La nozione di Dio oggi presente nella cultura occidentale è il frutto della sintesi tra monoteismo ebraico-cristiano e filosofia greco-ellenistica, realizzatasi nei primi secoli dell’epoca cristiana. L’idea di Dio, come Essere supremo, è invece assai più antica, e appartiene al cammino culturale-religioso di tutto genere umano. Essa si riferisce a Dio come all’essere che detiene tutte le perfezioni, considerandolo onnipotente, onnisciente, perfettamente buono, eterno. A queste perfezioni, il monoteismo ebraico-cristiano affianca la santità morale. Una nozione di Dio, sebbene incompleta, non è assente nelle religioni primitive o arcaiche, in quanto molte di esse, accanto al culto di divinità minori, rivolgono la loro adorazione ad un Essere Supremo.

Quali sono le prime testimonianze del senso religioso nell’evoluzione culturale del genere umano?

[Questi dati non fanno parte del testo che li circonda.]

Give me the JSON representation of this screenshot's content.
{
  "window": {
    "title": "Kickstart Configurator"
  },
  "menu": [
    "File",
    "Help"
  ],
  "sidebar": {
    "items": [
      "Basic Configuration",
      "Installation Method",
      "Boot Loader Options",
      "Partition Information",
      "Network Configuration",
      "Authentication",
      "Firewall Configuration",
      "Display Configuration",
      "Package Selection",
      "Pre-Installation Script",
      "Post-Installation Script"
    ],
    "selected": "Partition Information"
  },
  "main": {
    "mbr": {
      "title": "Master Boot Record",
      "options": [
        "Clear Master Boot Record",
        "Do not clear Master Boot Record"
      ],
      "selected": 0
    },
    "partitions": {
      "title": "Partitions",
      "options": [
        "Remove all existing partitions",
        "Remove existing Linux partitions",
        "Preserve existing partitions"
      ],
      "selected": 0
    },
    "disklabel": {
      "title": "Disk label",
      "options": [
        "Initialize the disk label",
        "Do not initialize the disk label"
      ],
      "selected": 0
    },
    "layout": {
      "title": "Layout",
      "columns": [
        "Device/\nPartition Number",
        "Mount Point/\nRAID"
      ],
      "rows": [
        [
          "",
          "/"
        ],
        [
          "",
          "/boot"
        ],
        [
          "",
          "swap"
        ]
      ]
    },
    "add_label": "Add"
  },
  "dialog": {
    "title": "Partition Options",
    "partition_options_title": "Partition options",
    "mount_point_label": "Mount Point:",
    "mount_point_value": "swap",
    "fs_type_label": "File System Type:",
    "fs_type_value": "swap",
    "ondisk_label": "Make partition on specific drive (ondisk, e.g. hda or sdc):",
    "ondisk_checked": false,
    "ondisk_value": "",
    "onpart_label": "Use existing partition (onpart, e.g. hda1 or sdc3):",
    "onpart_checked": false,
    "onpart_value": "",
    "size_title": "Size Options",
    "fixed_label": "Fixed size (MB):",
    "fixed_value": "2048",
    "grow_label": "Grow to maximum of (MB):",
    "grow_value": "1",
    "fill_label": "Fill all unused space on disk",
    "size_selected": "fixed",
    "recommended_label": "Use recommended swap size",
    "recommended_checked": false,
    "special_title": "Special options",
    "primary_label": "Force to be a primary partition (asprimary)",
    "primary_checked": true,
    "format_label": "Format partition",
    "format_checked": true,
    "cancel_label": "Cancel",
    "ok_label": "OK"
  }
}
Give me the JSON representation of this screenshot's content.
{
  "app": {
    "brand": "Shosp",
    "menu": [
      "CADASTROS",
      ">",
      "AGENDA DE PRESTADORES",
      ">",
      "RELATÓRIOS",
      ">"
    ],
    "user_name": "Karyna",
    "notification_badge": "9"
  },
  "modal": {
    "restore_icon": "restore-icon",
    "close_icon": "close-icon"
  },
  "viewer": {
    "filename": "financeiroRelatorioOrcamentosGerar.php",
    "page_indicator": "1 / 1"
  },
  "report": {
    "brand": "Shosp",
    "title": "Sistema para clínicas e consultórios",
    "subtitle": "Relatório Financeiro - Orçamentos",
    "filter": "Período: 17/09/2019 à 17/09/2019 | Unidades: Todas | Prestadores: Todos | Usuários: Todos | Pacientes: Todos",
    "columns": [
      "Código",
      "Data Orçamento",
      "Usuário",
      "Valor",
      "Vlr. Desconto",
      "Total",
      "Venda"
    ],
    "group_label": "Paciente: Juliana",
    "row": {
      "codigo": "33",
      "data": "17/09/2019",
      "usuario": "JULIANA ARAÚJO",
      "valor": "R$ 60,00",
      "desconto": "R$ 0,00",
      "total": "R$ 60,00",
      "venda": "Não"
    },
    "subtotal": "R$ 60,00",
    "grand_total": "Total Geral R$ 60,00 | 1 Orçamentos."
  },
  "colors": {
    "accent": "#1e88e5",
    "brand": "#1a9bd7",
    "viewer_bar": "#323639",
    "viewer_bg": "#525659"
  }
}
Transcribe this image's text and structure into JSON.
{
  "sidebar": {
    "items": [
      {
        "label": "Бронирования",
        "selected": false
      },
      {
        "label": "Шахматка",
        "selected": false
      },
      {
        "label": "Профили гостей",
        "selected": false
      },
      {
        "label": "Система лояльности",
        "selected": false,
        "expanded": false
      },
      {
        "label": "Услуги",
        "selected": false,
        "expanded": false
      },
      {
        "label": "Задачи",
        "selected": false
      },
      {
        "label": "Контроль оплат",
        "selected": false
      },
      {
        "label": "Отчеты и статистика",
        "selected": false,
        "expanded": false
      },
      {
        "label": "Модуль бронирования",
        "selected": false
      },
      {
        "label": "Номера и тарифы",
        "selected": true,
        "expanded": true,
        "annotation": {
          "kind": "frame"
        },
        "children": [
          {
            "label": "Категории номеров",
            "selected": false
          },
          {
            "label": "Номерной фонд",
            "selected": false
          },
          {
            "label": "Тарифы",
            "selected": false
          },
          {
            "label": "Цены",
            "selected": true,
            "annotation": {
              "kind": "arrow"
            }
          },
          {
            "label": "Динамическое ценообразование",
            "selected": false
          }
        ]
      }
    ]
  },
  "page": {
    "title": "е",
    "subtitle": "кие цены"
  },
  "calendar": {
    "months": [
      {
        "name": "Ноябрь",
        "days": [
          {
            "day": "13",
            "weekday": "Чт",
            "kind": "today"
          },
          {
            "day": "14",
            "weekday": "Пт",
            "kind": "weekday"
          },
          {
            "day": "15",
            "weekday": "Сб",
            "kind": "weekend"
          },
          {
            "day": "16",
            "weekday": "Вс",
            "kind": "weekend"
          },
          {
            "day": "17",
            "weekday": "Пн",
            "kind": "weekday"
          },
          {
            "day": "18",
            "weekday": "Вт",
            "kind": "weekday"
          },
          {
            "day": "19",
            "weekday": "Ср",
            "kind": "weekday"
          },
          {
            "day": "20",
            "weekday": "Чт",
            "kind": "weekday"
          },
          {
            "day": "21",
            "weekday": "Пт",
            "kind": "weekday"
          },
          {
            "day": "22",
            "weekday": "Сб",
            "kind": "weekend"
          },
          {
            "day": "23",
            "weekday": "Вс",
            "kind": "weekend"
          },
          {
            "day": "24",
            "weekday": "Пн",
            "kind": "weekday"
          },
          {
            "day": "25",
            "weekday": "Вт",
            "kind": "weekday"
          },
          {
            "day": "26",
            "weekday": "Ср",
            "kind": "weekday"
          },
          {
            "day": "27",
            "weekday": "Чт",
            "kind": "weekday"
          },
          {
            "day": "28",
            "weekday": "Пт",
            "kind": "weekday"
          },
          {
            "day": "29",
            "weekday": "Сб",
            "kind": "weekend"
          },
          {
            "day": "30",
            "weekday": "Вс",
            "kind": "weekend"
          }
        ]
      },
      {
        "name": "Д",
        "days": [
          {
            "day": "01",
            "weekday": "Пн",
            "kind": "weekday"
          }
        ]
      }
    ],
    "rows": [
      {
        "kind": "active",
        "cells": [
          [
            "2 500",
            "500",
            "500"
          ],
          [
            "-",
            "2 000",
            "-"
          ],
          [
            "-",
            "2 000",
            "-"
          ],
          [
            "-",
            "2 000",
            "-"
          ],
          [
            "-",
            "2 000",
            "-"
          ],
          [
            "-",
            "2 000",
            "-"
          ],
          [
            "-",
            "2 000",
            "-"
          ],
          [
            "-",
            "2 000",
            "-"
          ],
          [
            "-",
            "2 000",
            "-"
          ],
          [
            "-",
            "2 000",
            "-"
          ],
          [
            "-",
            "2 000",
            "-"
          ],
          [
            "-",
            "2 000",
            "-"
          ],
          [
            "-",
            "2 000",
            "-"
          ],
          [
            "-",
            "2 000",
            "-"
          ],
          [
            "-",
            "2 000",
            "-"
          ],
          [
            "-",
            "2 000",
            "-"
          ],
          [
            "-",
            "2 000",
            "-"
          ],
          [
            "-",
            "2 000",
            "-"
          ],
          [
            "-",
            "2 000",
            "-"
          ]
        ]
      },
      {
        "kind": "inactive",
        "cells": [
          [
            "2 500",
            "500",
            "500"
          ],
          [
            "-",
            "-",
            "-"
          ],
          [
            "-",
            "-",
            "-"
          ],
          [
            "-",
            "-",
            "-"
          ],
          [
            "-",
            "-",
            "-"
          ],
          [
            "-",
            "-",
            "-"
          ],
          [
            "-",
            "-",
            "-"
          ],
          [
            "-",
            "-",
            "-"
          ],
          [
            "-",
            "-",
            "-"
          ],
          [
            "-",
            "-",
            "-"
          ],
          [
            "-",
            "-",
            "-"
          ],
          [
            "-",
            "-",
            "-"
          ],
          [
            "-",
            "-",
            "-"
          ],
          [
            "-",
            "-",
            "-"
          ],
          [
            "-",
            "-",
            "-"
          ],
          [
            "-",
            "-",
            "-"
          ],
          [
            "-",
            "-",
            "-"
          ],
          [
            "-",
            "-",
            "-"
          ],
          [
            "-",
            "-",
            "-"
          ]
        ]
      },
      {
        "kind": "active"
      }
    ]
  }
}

Non si può escludere che il senso religioso sia sorto in un periodo antecedente all’avvento dell’Homo sapiens, per quanto le sue prime testimonianze siano tradizionalmente collegate a pratiche funerarie, risalenti al Paleolitico Superiore (circa 35.000 anni fa), che fanno presumere la credenza in una vita dopo la morte. In queste e altre pratiche, come la sepoltura dei crani e il cosiddetto cannibalismo rituale, il senso religioso appare strettamente collegato con quello magico. Anche alcune immagini di pitture rupestri, risalenti allo stesso periodo, sono interpretabili come attestazioni di “magia venatoria”. A partire dal Neolitico, emerge più chiaramente l’elemento religioso, dapprima collegato al culto della fertilità e della vegetazione, e poi, più in generale, alla percezione del fondo misterioso delle potenze naturali. Questo ha offerto la base per la credenza successiva, comune a ogni tipo di senso religioso, che la vita dell’essere umano, come il suo destino dopo la morte, dipenda da potenze sovraumane attive nella natura, ma non pienamente identificabili con essa.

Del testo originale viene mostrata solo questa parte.